When events occur such as Thursday’s blasts in London, market participants have to set aside consideration of the human dimension and perform an unsentimental calculation. How does this event change the relative risk-return scenario? What is the proper historical equivalent: September 11? Bali? Madrid? Or something else?
Whether they were a few blocks away in the City or just waking up on Wall Street, investors scrambled to answer these questions and trade accordingly. Historical market reactions to terrorism and military acts suggests that markets stumble and remain weak after major events, according to a study by Andrew Chen at Southern Methodist University and Thomas Siems at the Dallas Federal Reserve.
The researchers found that US stocks fell between 6 per cent and 20 per cent in the 11 days of trading after the September 11 attacks, the Iraqi invasion of Kuwait, North Korea’s invasion of South Korea, the bombing of Pearl Harbor, Germany’s invasion of France in the second world war and the sinking of the Lusitania. Events such as the Kent State shootings, the first World Trade Center attack and the US embassy bombing in Kenya caused smaller declines.
Of course, these historical comparisons are probably not apt in this instance. First, since September 11, market participants have been obsessed with the notion of “pricing in” the risk of terrorism. While Londoners were caught unaware in this specific event, in general the markets have been prepared for such an event.

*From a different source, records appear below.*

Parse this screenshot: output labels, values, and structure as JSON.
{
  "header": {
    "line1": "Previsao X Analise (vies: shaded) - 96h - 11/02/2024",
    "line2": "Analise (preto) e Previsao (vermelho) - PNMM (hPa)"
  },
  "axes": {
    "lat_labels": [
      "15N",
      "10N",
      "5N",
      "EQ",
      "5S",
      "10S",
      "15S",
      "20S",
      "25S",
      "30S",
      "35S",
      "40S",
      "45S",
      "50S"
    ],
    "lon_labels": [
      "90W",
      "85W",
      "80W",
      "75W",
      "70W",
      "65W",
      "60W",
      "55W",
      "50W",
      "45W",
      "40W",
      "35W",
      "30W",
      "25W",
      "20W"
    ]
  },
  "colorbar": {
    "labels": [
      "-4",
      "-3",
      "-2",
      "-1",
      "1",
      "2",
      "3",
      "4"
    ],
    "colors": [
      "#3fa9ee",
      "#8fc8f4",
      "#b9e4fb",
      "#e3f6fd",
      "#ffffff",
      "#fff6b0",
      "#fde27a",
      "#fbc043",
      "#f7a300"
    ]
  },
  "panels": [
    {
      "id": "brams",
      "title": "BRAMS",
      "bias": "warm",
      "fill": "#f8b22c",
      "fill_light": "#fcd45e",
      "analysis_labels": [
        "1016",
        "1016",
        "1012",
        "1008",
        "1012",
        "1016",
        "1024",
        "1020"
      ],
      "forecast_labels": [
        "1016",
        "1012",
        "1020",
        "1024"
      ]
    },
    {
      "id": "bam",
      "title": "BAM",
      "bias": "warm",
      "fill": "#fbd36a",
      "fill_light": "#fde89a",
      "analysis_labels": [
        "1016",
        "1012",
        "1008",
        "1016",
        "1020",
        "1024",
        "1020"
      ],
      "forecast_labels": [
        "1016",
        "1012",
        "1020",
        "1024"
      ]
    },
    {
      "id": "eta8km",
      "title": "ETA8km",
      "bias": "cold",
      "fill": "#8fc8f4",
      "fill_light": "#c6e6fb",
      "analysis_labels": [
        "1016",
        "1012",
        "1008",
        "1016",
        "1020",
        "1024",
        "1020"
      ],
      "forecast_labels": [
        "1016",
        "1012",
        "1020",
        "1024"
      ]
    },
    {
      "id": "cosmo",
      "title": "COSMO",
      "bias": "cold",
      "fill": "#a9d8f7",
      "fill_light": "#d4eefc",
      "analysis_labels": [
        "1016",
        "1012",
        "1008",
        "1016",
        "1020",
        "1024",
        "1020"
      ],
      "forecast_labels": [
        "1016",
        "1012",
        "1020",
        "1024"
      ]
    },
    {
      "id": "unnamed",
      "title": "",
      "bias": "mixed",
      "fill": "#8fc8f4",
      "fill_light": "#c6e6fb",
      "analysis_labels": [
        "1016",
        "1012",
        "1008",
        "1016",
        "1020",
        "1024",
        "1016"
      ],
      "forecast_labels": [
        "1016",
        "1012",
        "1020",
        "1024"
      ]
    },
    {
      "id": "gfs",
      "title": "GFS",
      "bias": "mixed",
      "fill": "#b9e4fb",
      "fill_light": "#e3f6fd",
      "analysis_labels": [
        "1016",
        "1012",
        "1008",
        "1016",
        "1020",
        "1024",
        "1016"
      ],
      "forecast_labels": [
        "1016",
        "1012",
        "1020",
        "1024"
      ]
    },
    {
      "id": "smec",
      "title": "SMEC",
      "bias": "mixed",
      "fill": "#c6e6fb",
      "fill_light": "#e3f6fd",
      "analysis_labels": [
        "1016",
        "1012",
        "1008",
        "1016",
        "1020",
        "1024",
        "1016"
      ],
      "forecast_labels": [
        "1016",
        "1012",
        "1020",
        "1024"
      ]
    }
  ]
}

Carl Astorri, head of investment strategy at Barclays Wealth Management in London, said the most appropriate comparison was the Madrid bombing in March 2004. In that case, stocks in Madrid fell 8 per cent in three days, remained sluggish for a few days then took 14 trading sessions to recover to pre-bombing levels. “The initial impact is quite swift,” Mr Astorri said, adding that such events “can in due course provide a buying opportunity.” Mr Astorri also found an interesting response from the global markets: the further away the market, the less severe the market response. Japan even managed to rally in the session immediately after the Madrid bombing.
This time investors may be even quicker to shrug off the impact of the explosions. As the scale of the tragedy became clearer, many investors concluded it would have little effect on the markets overall. Indeed, even the broad sell-off that sent most indices off more than 3 per cent seemed to present a buying opportunity. Later in the session, European bourses recovered a good deal of their losses.

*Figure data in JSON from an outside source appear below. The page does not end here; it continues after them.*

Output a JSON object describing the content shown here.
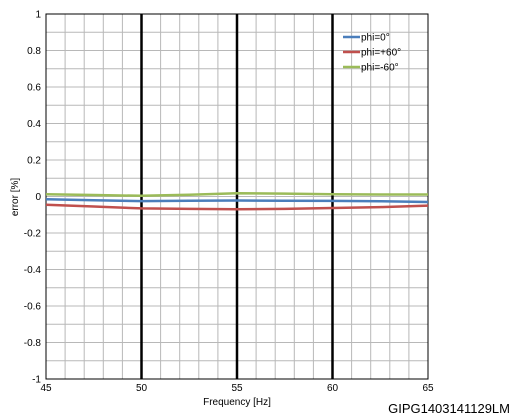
{
  "figure_id": "GIPG1403141129LM",
  "colors": {
    "phi_0": "#4a7ebb",
    "phi_plus60": "#c0504d",
    "phi_minus60": "#9bbb59",
    "major_grid": "#000000",
    "minor_grid": "#b8b8b8"
  },
  "chart_data": {
    "type": "line",
    "title": "",
    "xlabel": "Frequency [Hz]",
    "ylabel": "error [%]",
    "xlim": [
      45,
      65
    ],
    "ylim": [
      -1,
      1
    ],
    "x_ticks": [
      45,
      50,
      55,
      60,
      65
    ],
    "x_tick_labels": [
      "45",
      "50",
      "55",
      "60",
      "65"
    ],
    "y_ticks": [
      1,
      0.8,
      0.6,
      0.4,
      0.2,
      0,
      -0.2,
      -0.4,
      -0.6,
      -0.8,
      -1
    ],
    "y_tick_labels": [
      "1",
      "0.8",
      "0.6",
      "0.4",
      "0.2",
      "0",
      "-0.2",
      "-0.4",
      "-0.6",
      "-0.8",
      "-1"
    ],
    "grid": true,
    "minor_x_step": 1,
    "minor_y_step": 0.1,
    "legend_position": "top-right",
    "series": [
      {
        "name": "phi=0°",
        "color_key": "phi_0",
        "x": [
          45,
          47.5,
          50,
          52.5,
          55,
          57.5,
          60,
          62.5,
          65
        ],
        "y": [
          -0.015,
          -0.02,
          -0.025,
          -0.023,
          -0.022,
          -0.023,
          -0.024,
          -0.026,
          -0.03
        ]
      },
      {
        "name": "phi=+60°",
        "color_key": "phi_plus60",
        "x": [
          45,
          47.5,
          50,
          52.5,
          55,
          57.5,
          60,
          62.5,
          65
        ],
        "y": [
          -0.045,
          -0.055,
          -0.065,
          -0.068,
          -0.07,
          -0.068,
          -0.063,
          -0.058,
          -0.05
        ]
      },
      {
        "name": "phi=-60°",
        "color_key": "phi_minus60",
        "x": [
          45,
          47.5,
          50,
          52.5,
          55,
          57.5,
          60,
          62.5,
          65
        ],
        "y": [
          0.012,
          0.008,
          0.004,
          0.01,
          0.018,
          0.016,
          0.012,
          0.011,
          0.011
        ]
      }
    ]
  }
}
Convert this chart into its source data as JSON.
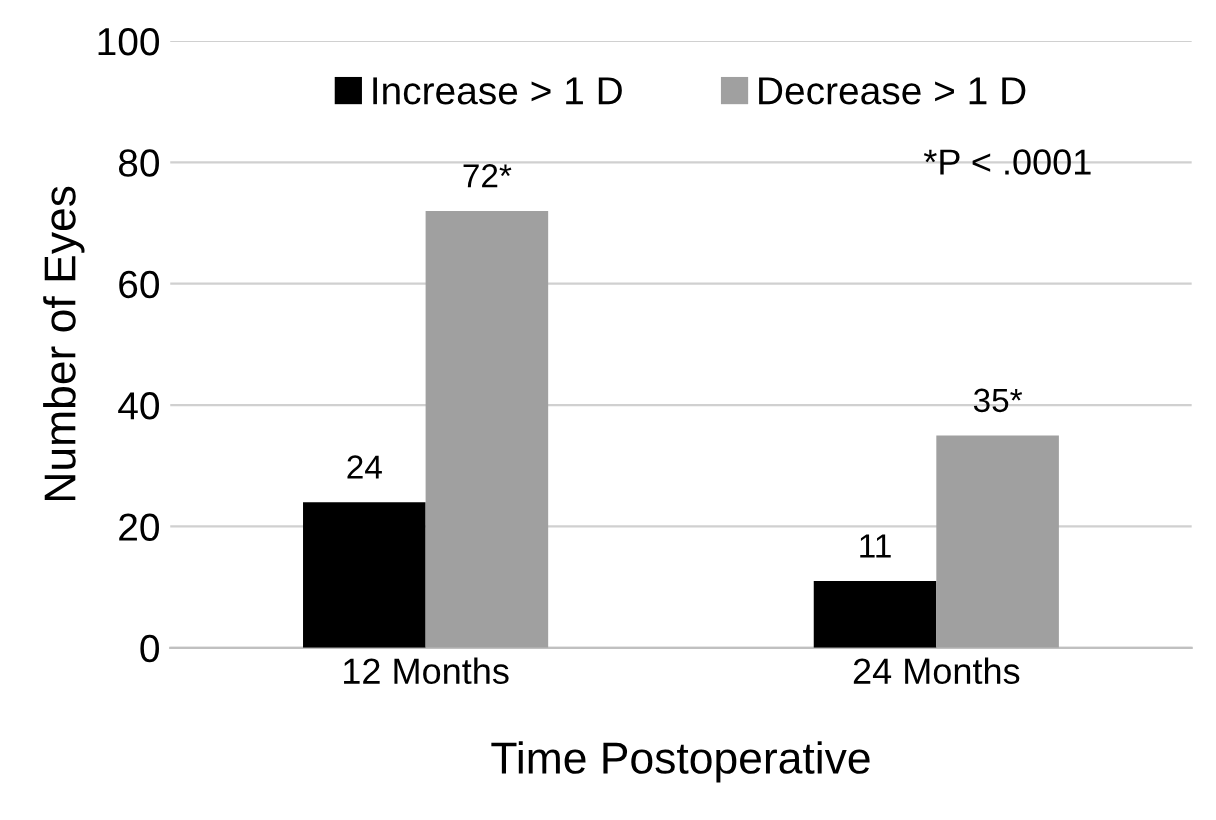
{
  "chart_data": {
    "type": "bar",
    "xlabel": "Time Postoperative",
    "ylabel": "Number of Eyes",
    "categories": [
      "12 Months",
      "24 Months"
    ],
    "series": [
      {
        "name": "Increase > 1 D",
        "color": "#000000",
        "values": [
          24,
          11
        ],
        "value_labels": [
          "24",
          "11"
        ]
      },
      {
        "name": "Decrease > 1 D",
        "color": "#a0a0a0",
        "values": [
          72,
          35
        ],
        "value_labels": [
          "72*",
          "35*"
        ]
      }
    ],
    "ylim": [
      0,
      100
    ],
    "yticks": [
      0,
      20,
      40,
      60,
      80,
      100
    ],
    "grid": "y",
    "legend": "top",
    "annotations": [
      "*P < .0001"
    ]
  }
}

“On balance, I’m pretty encouraged by the market reaction today,” said Tim Price, senior investment strategist at Ansbacher & Co in London. “Terrorism is terrible, but it’s not going to keep people from eating and drinking. Not to be unduly blasé, but London has seen this before. This is life these days.”
Meanwhile, some New York investors sensed the market’s initial negative response was an overreaction, and positioned themselves accordingly. “I won’t be an outright buyer into the panic today, but I will be actively covering short positions to get more long exposure in this market.”
It could be that the market recovers all the ground it lost yesterday in the coming days, but that is a premature response. Initially, one trader expressed the hope that this would spell an end to the Federal Reserve’s interest rate increases, but that seems unlikely. In any case, if yesterday’s London blasts are followed by further events, the impact on markets will be much greater.